Martin, que retiens-tu de la victoire face à Blagnac (15-11) du weekend dernier ? 

D’abord on retient la victoire ! C’était important de gagner à la maison mais aussi de bien lancée l’année 2022. La première période était bonne dans le contenu et dans le jeu mais on a eu du mal à scorer et concrétiser notre domination. On devait se mettre à l’abri plus rapidement. En deuxième période on a fait trop de fautes et on les a laissé revenir au score. A la fin on s’est fait un peu peur mais la défense n’a pas lâché.  

Justement, c’est toi qui obtiens la pénalité de la gagne à 5m de la ligne, parle nous de ce moment ? 

Durant les 10 dernières minutes on a trop subi, on a beaucoup reculé. On a défendu dans nos 22m et il y a eu le carton jaune à 2 minutes de la fin qui nous sanctionne. On n’a rien lâché et j’ai vu l’opportunité de mettre les mains sur le ballon parce que le soutien offensif était trop loin. C’est bien, ça récompense le travail défensif de l’équipe. 

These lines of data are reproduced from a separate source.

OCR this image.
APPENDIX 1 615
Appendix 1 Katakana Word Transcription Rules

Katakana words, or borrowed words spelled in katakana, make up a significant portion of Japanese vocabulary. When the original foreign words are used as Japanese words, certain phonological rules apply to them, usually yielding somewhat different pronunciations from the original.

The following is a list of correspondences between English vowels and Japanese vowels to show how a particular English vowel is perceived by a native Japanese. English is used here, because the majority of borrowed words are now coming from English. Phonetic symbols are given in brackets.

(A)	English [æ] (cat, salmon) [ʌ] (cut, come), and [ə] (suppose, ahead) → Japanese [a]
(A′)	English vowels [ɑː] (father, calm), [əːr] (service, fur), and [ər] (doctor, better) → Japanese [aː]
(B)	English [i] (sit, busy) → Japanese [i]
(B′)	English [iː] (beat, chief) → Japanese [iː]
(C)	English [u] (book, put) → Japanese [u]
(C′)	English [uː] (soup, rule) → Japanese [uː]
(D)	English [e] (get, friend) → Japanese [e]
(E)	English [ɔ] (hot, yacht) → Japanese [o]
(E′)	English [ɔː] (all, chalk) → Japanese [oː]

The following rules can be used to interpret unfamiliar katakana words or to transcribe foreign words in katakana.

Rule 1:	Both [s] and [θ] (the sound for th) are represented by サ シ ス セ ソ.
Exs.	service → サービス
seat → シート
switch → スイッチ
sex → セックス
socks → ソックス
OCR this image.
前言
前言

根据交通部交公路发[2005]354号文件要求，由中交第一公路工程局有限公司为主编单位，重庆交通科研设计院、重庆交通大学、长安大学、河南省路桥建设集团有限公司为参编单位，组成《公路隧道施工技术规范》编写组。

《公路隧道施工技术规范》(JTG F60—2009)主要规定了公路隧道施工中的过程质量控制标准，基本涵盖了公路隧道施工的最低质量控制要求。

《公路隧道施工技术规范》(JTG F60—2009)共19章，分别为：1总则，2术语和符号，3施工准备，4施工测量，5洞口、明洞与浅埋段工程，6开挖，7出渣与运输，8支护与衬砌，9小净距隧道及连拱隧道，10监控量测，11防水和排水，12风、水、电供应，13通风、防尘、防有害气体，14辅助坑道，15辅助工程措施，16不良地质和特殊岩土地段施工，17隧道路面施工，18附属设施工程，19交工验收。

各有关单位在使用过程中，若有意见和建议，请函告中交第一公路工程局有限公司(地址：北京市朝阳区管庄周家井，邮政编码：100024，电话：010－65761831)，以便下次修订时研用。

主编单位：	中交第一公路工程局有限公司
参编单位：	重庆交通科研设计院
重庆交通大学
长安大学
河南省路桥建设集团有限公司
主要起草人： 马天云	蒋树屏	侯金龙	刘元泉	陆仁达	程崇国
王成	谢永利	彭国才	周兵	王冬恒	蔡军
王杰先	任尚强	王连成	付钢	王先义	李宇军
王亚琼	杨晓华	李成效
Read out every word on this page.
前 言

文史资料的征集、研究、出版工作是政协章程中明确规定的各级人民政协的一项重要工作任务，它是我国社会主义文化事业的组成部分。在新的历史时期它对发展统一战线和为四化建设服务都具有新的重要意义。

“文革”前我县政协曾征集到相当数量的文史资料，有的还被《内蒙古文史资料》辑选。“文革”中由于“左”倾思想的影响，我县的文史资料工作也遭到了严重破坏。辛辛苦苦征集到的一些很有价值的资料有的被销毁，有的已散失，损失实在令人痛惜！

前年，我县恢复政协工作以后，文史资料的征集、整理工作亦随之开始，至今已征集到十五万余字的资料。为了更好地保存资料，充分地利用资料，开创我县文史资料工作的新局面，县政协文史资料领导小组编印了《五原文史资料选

Dimanche, l’équipe se déplace à Albi, un concurrent direct au top 6, que penses-tu de cette équipe ? 

Ce sera un match important, les deux clubs ont les mêmes ambitions. Ils ont une grosse équipe complète. Ils sont costauds devant et derrière. Il faudra sortir un gros match pendant 80 minutes parce que physiquement ça va taper fort. On a réussi à les battre à l’aller (21-7) donc on connait les ingrédients qu’il faut mettre. On y va avec de l’ambition pour se rapprocher du top 6. 

Tu joues troisième ligne centre, qu’aimes-tu dans ce poste ?

C’est un poste spécial. On touche beaucoup de ballons, on est beaucoup mis à contribution que ce soit offensivement ou défensivement. Il faut être dynamique en touche et en sortie de mêlée. Ca fait 5 ans que je joue à ce poste et je prends beaucoup de plaisir. En Argentine, je jouais seconde ligne donc c’était aussi beaucoup de combat. 

Un mot sur ta vie à Nice, comment ça se passe ? 

Je suis très content d’être en France ! C’est ma deuxième maison ! La Côte d’Azur c’est très beau, il y a du soleil, la mer et la neige à 1h30 seulement. Le Stade Niçois est un club familial, tout le monde m’a bien accueilli, il y a de grosses installations et un groupe de grande qualité. J’ai aussi des collègues sud-américains donc ca facilite l’intégration. On fait souvent des barbecues avec Negrotto et Ormaechea autour des barbecues Kankay comme au pays qu’ils importent en Europe depuis l’année dernière.